Credential-Based Business Risks
| Credential Type | Business Risk | Description |
|---|---|---|
| Identity Manager | Executive Fraud & Impersonation | Enables attackers to forge tokens, create backdoor accounts, and impersonate users with full legitimacy. |
| Developer | Software Delivery Disruption | Allows injection of malicious code into CI/CD pipelines, affecting downstream customers. |
| Third Party / Vendor | Supply Chain Breakdown | Compromising vendor credentials disrupts dependencies like IT services and logistics. |
| Business Executive | Executive Fraud & Impersonation | Enables fraudulent wire transfers using compromised executive accounts. |
| Domain Administrator | Operational Disruption | Grants control over Active Directory, allowing attackers to lock out all users. |
| IT Department | Operational Disruption | Disabling IT infrastructure halts business operations. |
Host-Based Business Risks
| Host Type | Business Risk | Description |
|---|---|---|
| Backup Infrastructure | Operational Disruption | Attackers can destroy recovery paths, amplifying downtime from ransomware or outages. |
| Medical Systems | Operational Disruption | Disrupts patient care and triggers regulatory consequences. |
| Domain Controller | Critical System Shutdown | Enterprise-wide authentication failure from DC compromise. |
| Operational Technology | Critical System Shutdown | Shuts down physical operations like energy and manufacturing. |
| Virtualization Infra | Critical System Shutdown | Disables all workloads dependent on hypervisors or management servers. |
| Financial Systems | Revenue Interruption | Interrupts payroll, billing, and collections. |
| Development Environments | Software Delivery Disruption | Corrupts builds or introduces backdoors into product code. |
| Operations & Logistics | Supply Chain Breakdown | Cascades disruptions across inventory, suppliers, and partners. |
| Mail Server | Leak of Sensitive Communications | Exposes executive, legal, and HR email threads with reputational impact. |
FAQs
Q: Which operations support HVT? A: Internal pentests, phishing, and insider threat. Not external-only or cloud tests (yet).
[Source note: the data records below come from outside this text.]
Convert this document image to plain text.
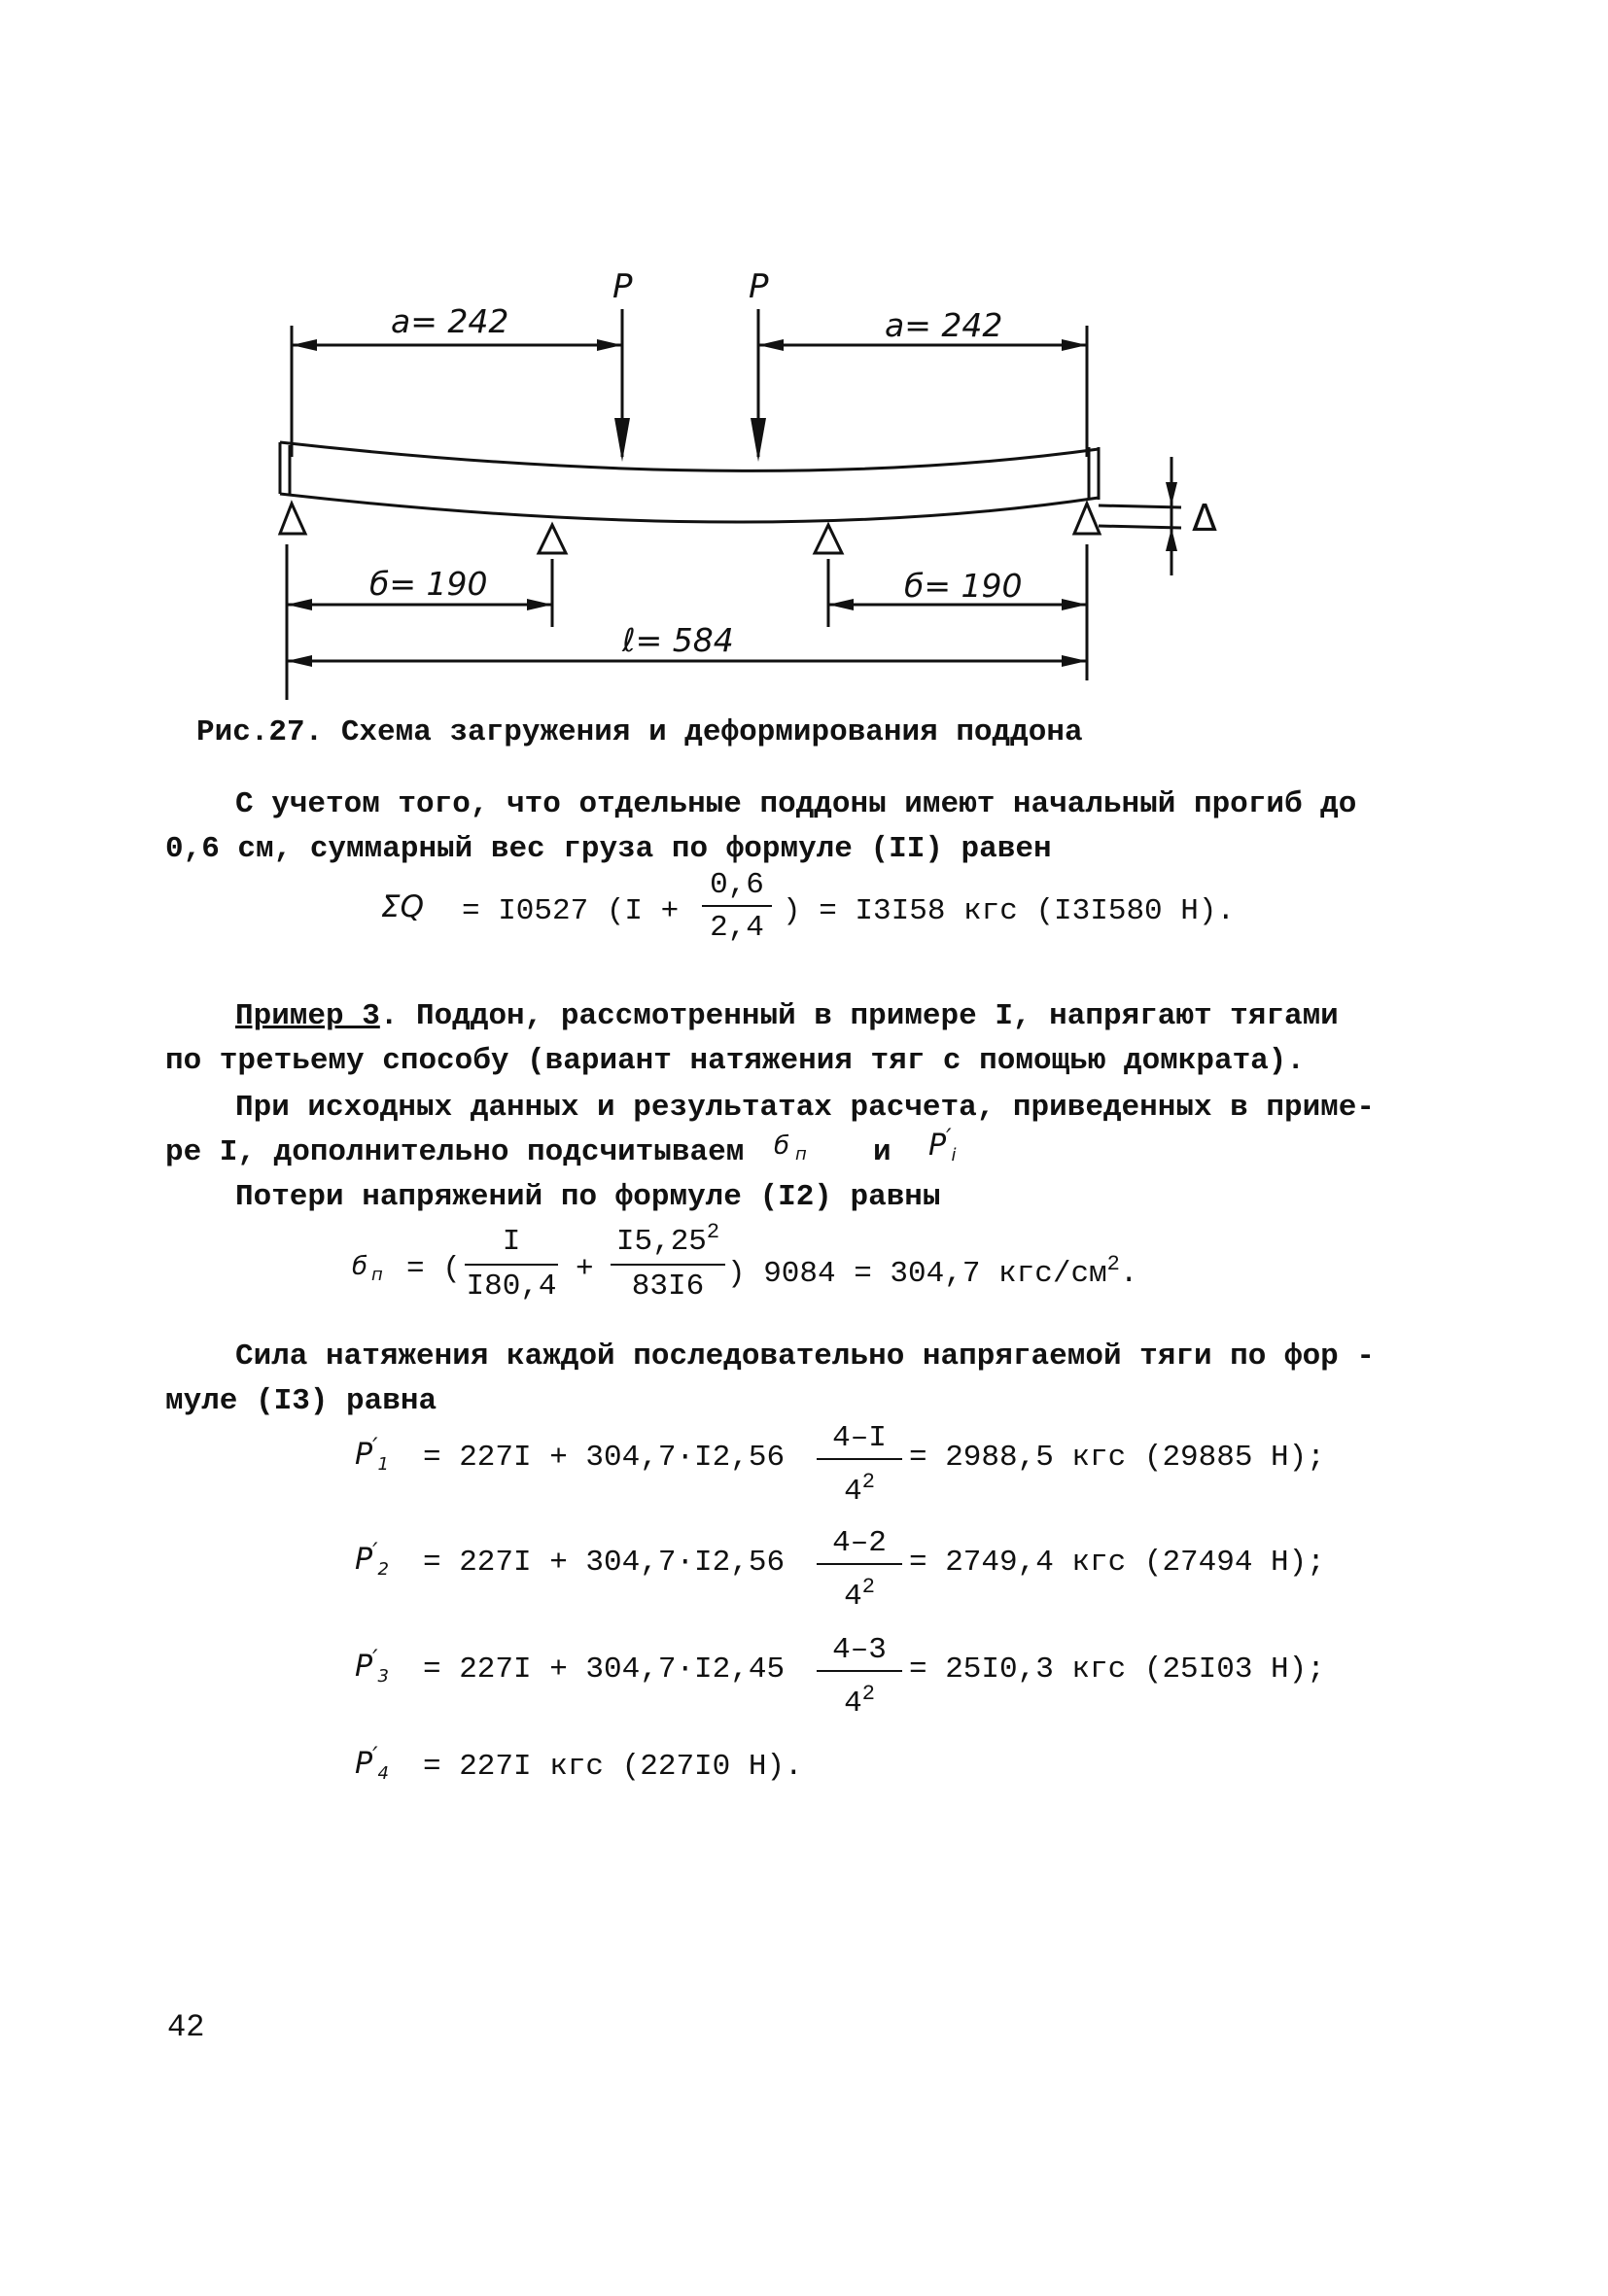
P	P
a= 242	a= 242
б= 190	б= 190
ℓ= 584
Δ
Рис.27. Схема загружения и деформирования поддона
С учетом того, что отдельные поддоны имеют начальный прогиб до
0,6 см, суммарный вес груза по формуле (II) равен
ΣQ = I0527 (I +
0,6
2,4 ) = I3I58 кгс (I3I580 Н).
Пример 3. Поддон, рассмотренный в примере I, напрягают тягами
по третьему способу (вариант натяжения тяг с помощью домкрата).
При исходных данных и результатах расчета, приведенных в приме-
ре I, дополнительно подсчитываем б $_п$ и $P'_i$
Потери напряжений по формуле (I2) равны
б $_п$ = (
I
I80,4
+
$I5,25^2$
83I6 ) 9084 = 304,7 кгс/$см^2$.
Сила натяжения каждой последовательно напрягаемой тяги по фор -
муле (I3) равна
$P'_1 = 227I + 304,7\cdot I2,56$
4–I
$4^2$
= 2988,5 кгс (29885 Н);
$P'_2 = 227I + 304,7\cdot I2,56$
4–2
$4^2$
= 2749,4 кгс (27494 Н);
$P'_3 = 227I + 304,7\cdot I2,45$
4–3
$4^2$
= 25I0,3 кгс (25I03 Н);
$P'_4 = 227I$ кгс (227I0 Н).
42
Q: Is it enabled by default? A: Yes - runs automatically in Comprehensive mode.
Q: Does it affect runtime or stability? A: No - metadata only is processed. Models are isolated.
Q: Is my data used to train the model? A: No. Your data is used at runtime only and never leaves your AWS environment.
Q: Does it integrate with ticketing? A: Not yet - planned in future releases.